Adriano Miranda Lima
Música “Regresso”, interpretada por Rufino Almeida (Bau)
Nota explicativa:
Foi em 2003 que ouvi pela primeira vez e ao vivo a composição “Regresso”,
quando o seu autor, o músico Rufino Almeida, mais conhecido por Bau, actuava na
esplanada de um hotel na cidade portuária do Mindelo. Tanto apreciei a melodia
que ela me inspirou uma reacção poética, tocado pela graça do tema musical, de
extraordinária beleza e soberba interpretação. Ela fez-me viajar aos confins da minha memória
mais longínqua, onde reside uma saudade em que se amalgamam porções de
mistério, remorso e encantamento. Reduzi o tempo a uma única dimensão,
prendendo-o ao momento presente e acrescentando-lhe o que permanecia incólume
no meu imaginário, refúgio de sonhos e ideais. Os anacronismos sentimentais que
alimentam a nossa saudade podem assumir as formas mais variadas, mas o seu
fundo motivacional é o mesmo. O problema é que a própria idealização
desconstrói os nossos mitos quando nos confrontamos com a realidade nua e crua.

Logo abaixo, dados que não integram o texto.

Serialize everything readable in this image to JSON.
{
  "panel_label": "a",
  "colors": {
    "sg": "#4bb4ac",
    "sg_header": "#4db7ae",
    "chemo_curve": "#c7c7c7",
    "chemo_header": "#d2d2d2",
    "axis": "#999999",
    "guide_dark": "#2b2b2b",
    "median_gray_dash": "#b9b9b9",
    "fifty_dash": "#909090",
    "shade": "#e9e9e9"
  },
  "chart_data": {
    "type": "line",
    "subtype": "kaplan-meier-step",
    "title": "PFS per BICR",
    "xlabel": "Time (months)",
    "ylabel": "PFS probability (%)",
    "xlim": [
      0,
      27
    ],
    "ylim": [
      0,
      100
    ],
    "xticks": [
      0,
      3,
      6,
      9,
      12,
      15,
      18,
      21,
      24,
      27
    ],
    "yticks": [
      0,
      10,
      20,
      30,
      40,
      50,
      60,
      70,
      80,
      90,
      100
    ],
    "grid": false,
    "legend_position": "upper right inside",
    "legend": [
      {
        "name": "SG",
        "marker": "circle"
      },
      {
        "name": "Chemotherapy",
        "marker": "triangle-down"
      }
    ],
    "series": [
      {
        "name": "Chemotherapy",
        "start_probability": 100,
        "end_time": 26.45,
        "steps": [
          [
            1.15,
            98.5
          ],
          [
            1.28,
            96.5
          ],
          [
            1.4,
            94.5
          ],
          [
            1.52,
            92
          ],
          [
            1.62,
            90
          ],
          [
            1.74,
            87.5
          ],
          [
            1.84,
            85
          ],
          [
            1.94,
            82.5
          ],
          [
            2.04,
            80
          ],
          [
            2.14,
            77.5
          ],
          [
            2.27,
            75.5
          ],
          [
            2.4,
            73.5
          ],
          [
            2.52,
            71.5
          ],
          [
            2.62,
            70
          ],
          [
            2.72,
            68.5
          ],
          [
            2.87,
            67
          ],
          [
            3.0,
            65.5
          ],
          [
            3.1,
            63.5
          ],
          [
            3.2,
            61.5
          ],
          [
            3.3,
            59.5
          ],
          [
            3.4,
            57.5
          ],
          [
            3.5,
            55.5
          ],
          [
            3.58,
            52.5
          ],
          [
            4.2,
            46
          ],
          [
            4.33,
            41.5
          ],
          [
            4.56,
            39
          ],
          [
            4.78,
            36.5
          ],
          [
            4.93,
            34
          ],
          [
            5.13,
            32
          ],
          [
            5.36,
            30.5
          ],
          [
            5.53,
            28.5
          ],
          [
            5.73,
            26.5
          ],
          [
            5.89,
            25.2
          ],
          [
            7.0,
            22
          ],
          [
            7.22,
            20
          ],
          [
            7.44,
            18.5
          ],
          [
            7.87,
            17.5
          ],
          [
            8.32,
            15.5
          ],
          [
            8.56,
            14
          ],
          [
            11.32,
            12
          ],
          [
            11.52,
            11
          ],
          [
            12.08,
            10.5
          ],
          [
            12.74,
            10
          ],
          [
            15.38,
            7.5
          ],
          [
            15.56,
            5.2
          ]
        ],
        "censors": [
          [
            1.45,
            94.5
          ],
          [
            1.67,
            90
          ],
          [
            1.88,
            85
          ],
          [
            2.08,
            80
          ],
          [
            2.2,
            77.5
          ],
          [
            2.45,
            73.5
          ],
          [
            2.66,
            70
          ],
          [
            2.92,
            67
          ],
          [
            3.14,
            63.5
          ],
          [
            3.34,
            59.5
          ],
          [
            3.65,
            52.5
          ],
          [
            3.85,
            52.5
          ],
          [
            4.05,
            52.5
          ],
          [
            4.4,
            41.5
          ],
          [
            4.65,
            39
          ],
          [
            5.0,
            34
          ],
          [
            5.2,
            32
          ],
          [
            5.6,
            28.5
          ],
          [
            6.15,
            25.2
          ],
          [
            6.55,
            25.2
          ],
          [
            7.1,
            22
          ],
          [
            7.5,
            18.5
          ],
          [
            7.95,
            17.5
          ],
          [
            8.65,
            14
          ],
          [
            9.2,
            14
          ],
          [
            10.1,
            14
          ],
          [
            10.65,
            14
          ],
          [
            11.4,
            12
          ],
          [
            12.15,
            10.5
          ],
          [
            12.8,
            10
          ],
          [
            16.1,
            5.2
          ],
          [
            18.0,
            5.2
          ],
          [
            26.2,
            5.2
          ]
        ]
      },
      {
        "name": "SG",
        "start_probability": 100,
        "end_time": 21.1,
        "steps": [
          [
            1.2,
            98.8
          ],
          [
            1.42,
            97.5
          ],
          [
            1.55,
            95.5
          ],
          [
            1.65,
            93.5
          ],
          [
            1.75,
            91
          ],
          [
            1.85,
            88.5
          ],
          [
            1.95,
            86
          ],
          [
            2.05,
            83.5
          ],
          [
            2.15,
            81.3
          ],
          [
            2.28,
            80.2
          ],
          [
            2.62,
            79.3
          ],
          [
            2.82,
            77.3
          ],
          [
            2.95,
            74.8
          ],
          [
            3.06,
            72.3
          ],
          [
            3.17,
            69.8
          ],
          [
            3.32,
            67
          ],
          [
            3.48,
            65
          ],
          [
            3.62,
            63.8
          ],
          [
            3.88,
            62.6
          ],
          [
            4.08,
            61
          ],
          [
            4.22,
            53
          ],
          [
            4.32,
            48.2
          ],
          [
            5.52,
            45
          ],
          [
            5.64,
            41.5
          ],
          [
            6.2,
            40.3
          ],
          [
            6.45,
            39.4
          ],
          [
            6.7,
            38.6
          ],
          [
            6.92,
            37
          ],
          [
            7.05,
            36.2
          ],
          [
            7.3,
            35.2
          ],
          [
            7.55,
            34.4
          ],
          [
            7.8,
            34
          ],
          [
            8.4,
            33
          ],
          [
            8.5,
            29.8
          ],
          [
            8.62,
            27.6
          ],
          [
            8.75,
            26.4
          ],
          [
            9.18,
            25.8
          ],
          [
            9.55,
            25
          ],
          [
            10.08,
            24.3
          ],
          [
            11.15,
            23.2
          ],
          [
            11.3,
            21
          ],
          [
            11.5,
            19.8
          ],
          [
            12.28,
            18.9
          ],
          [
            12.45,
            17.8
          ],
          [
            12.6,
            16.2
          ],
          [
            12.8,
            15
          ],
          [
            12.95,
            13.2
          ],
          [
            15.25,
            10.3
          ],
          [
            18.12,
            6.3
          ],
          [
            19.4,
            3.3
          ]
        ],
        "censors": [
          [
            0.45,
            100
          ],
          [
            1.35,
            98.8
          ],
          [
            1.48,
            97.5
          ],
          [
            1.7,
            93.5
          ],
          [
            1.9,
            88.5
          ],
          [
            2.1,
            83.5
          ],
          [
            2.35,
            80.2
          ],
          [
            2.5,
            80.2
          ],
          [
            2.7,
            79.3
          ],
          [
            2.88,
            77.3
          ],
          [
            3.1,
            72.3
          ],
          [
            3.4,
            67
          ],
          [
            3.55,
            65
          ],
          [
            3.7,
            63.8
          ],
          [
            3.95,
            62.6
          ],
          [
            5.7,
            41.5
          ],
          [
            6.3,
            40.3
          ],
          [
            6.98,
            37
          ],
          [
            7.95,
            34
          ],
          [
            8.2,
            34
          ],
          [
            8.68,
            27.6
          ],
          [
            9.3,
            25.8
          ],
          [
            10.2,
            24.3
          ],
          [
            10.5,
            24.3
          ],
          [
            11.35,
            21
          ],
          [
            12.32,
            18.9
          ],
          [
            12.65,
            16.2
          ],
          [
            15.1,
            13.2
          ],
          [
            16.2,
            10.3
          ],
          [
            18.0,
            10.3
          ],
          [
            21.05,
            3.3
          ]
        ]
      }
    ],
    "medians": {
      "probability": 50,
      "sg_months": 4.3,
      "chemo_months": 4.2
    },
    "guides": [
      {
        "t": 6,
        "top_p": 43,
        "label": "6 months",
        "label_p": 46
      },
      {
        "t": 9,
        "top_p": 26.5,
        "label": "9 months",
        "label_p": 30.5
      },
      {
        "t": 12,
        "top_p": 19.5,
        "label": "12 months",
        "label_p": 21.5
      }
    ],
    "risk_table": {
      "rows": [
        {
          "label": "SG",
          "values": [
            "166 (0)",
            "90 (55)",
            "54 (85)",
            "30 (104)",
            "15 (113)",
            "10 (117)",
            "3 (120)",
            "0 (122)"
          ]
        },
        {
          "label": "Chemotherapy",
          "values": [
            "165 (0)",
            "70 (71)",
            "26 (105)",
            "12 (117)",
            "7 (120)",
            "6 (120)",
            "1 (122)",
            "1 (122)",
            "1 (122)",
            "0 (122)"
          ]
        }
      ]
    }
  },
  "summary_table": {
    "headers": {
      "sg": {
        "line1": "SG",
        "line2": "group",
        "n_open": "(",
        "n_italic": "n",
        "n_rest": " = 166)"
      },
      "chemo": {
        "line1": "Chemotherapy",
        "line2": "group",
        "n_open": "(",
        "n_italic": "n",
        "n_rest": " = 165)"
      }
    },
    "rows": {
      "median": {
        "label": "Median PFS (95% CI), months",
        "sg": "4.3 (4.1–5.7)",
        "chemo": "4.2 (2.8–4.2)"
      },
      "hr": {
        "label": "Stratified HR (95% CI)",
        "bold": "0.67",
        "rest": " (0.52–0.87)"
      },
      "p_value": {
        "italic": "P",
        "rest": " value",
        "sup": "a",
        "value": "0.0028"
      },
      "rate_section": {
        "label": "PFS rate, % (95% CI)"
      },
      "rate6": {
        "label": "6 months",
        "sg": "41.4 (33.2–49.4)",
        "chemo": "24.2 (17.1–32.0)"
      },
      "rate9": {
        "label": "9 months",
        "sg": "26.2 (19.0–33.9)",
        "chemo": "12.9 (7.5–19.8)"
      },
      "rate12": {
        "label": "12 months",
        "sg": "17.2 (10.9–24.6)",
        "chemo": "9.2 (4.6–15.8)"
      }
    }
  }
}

E é por isso que raramente encontramos o que idealizamos.
2 comentários:
Bela composição poética «Regresso» que se deixou impregnar-se da e na melodia homónima. Digo "composição" porque a melodia escutada é parte dela.
A melodia, a noite na cidade do Mindelo, foram de tal forma sugestivas, inspiradoras e encantatórias que, conduziram o sujeito poético a um regresso mágico ao passado, à infância e fizeram com que o poeta pedisse que o deixassem "subir ao terraço da infância // para regressar ao velho lençol de linho (...)".
Mas mais, dentro dessa magia a que o poeta esteve sujeito naquele virtuoso momento musical, fá-lo soltar uma confissão:
"- Quero aliviar a mágoa/ pelos silêncios a que não dei voz / e pelas vozes que não me responderam"
Para finalmente, confessar (e atente-se nos versos finais do poema:
“Penitencio-me do pecado da longa ausência / e rendo-me à plangência da tua melodia!”
Daí que se encontre - na minha opinião - no poema dois eixos fundamentais, provocados pela magia da melodia; o primeiro será o sentimento poético de pertença “ao lugar,” onde a escutou, tal como vem no verso: “Eurídice (…) à procura do seu amado Orfeu.”
O segundo eixo é o de uma certa e inacabada “revelação,” que quase permitiu ao sujeito poético, desvendar o mistério profundo que há muito trazia e traz recolhido dentro de si, como se de uma intimidade sagrada se tratasse.
Para melhor o entender, reveja os versos da última estrofe do poema.
Ondina, agradeço, muito sensibilizado, o seu comentário e interpretação do sentimento impregnado no texto que escrevi e em que, sem querer entrar no domínio dos poetas, procurei encontrar o discurso mais adequado à expressão da minha saudade pela longa ausência da terra natal.
Não encontro palavras para enaltecer a eloquência do seu comentário, senão um MUITO OBRIGADO.